Spanish rhythmic gymnast

María José Rodríguez (born 21 March 1958) is a former Spanish rhythmic gymnast. She won a bronze medal at Worlds in 1975.

== Career ==
She was part of the first national rhythmic gymnastics team in Spain, created by the Spanish Gymnastics Federation in 1974. She became a member of the senior group. The team coach was the Bulgarian Ivanka Chakarova, with the help of Carmen Algora. At first they trained in the gym of the Consejo Superior de Deportes, where there was no carpet, and later they went to the Moscardó Gymnasium in Madrid. Towards June 1975 she traveled with the national team to Bulgaria for a two-month training camp in Sofia and Varna.

On November 24, 1975, at the World Championships in Madrid, the group won the bronze medal in the All-Around, being the first official international medal for the Spanish group. The exercise they performed was 3 balls and 3 ropes, and the team was made up of María José, Leticia Herrería, Carmen Lorca, Herminia Mata, María Eugenia Rodríguez and Marilín Such, in addition to Teresa López, Mercedes Trullols and Cathy Xaudaró as substitutes. Although the start of the competition was initially scheduled for November 20, it had to be delayed due to the death of Francisco Franco. Maria José retired as a gymnast in 1976.

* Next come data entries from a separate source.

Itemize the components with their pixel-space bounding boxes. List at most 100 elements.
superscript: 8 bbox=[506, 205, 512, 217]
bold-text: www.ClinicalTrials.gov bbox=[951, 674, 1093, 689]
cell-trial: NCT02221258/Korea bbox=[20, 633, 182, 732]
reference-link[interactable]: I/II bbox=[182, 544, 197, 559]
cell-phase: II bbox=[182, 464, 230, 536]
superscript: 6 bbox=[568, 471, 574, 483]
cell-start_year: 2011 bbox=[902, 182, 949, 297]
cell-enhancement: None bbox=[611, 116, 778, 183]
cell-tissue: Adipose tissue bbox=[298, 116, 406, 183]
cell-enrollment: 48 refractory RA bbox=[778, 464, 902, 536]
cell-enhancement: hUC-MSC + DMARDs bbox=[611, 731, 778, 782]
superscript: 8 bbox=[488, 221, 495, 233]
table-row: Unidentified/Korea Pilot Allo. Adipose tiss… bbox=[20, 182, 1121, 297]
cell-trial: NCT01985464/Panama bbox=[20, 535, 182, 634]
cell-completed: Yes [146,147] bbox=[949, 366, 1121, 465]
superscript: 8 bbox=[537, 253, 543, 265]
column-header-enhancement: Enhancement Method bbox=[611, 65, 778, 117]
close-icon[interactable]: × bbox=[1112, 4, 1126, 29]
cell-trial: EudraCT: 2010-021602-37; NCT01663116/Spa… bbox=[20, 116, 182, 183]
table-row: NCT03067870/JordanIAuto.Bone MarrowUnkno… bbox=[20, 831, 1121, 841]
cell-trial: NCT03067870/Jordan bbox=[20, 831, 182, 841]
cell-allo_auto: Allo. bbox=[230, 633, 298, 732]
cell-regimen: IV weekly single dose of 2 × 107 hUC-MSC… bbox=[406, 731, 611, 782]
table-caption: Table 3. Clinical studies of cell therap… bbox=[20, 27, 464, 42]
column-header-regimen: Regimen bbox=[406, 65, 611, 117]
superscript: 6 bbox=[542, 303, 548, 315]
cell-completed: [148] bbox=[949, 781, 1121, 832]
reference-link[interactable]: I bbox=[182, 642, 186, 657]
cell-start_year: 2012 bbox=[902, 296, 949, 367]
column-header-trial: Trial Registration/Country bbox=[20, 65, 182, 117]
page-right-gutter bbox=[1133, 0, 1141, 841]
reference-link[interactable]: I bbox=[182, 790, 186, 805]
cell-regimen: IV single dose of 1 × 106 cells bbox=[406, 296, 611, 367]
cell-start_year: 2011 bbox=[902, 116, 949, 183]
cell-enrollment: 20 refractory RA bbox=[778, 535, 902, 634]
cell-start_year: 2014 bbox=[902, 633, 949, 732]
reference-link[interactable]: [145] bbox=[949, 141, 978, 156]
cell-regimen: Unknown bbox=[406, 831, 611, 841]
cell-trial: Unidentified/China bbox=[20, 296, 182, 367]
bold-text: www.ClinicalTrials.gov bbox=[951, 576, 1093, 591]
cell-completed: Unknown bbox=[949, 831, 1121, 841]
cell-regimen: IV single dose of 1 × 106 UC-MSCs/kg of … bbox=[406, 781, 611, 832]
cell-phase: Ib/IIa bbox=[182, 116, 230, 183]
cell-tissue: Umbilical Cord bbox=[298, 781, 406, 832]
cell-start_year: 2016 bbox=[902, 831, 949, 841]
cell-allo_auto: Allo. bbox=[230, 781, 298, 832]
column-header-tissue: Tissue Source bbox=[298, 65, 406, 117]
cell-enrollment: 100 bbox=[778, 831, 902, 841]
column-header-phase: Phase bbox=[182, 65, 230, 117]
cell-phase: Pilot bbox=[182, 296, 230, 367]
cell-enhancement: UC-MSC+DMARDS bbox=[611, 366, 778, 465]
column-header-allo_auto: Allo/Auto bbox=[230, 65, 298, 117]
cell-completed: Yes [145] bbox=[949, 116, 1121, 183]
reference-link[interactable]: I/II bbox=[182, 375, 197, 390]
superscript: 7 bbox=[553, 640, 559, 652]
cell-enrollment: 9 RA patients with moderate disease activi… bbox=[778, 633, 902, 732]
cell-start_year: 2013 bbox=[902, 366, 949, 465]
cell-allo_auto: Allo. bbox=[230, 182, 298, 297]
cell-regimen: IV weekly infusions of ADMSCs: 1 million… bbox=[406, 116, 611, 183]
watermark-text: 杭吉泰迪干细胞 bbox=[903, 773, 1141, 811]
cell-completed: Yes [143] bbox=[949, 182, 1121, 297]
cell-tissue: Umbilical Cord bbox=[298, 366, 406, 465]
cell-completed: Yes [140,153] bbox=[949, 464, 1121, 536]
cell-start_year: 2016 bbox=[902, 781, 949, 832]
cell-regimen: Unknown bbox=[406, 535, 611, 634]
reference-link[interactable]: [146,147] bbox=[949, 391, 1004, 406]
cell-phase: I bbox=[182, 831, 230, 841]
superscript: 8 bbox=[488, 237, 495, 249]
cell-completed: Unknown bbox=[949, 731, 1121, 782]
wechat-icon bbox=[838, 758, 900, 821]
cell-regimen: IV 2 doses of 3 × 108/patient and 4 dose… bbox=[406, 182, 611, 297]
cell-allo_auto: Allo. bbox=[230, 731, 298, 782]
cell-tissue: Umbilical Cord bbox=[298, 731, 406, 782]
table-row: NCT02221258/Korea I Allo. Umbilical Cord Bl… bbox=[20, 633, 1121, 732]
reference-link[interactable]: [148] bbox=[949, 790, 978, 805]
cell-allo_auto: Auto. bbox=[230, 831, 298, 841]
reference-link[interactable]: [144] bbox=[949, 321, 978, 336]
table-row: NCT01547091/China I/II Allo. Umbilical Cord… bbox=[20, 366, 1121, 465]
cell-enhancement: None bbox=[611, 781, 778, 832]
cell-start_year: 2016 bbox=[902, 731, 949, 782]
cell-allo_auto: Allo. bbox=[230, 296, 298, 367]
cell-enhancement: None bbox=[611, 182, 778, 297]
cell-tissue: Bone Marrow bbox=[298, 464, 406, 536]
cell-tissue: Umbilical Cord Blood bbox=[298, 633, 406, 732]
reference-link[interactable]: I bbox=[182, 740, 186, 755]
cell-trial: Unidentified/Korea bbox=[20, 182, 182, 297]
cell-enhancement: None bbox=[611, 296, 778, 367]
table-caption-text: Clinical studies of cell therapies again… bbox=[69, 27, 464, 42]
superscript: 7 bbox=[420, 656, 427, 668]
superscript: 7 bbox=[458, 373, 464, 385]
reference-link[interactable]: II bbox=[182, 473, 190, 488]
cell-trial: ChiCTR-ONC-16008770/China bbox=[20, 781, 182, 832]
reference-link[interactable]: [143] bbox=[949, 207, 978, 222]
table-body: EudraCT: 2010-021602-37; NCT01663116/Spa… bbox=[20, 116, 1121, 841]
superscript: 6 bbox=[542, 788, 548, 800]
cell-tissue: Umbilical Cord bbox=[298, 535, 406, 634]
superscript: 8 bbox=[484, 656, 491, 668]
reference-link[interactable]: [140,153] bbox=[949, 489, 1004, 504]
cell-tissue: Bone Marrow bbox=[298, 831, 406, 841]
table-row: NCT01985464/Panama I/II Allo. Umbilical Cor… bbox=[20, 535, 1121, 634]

In 1976 she graduated in Physical Education from the Complutense University of Madrid and became a national trainer and national and international judge of rhythmic gymnastics, a profession she would practice until 2000. From 1976 to 1982, María José was a member of the National Technical Committee for rhythmic gymnastics and coach of the national team's individuals helped by Ivanka Chakarova in 1980 and 1981, training gymnasts like Susana Mendizábal. She was also founder and technical director of the Rioja Gymnastics Federation from 1984 to 1992. That same year she would participate as an international judge in the Olympic Games in Barcelona.

In November 1982 she began working as a teacher at the Municipal Rhythmic Gymnastics School in Logroño, from 1984 to the present she held positions such as manager responsible for Sports Facilities and Promotion, technical director of the Logroño Deporte Municipal Company ( 2004 - 2009), or executive director of said company (2009 - 2013). Currently she works as an Institutional Relations and Protocol Manager for the Logroño City Council. She is also a director of the City of Logroño Handball Club since 2014.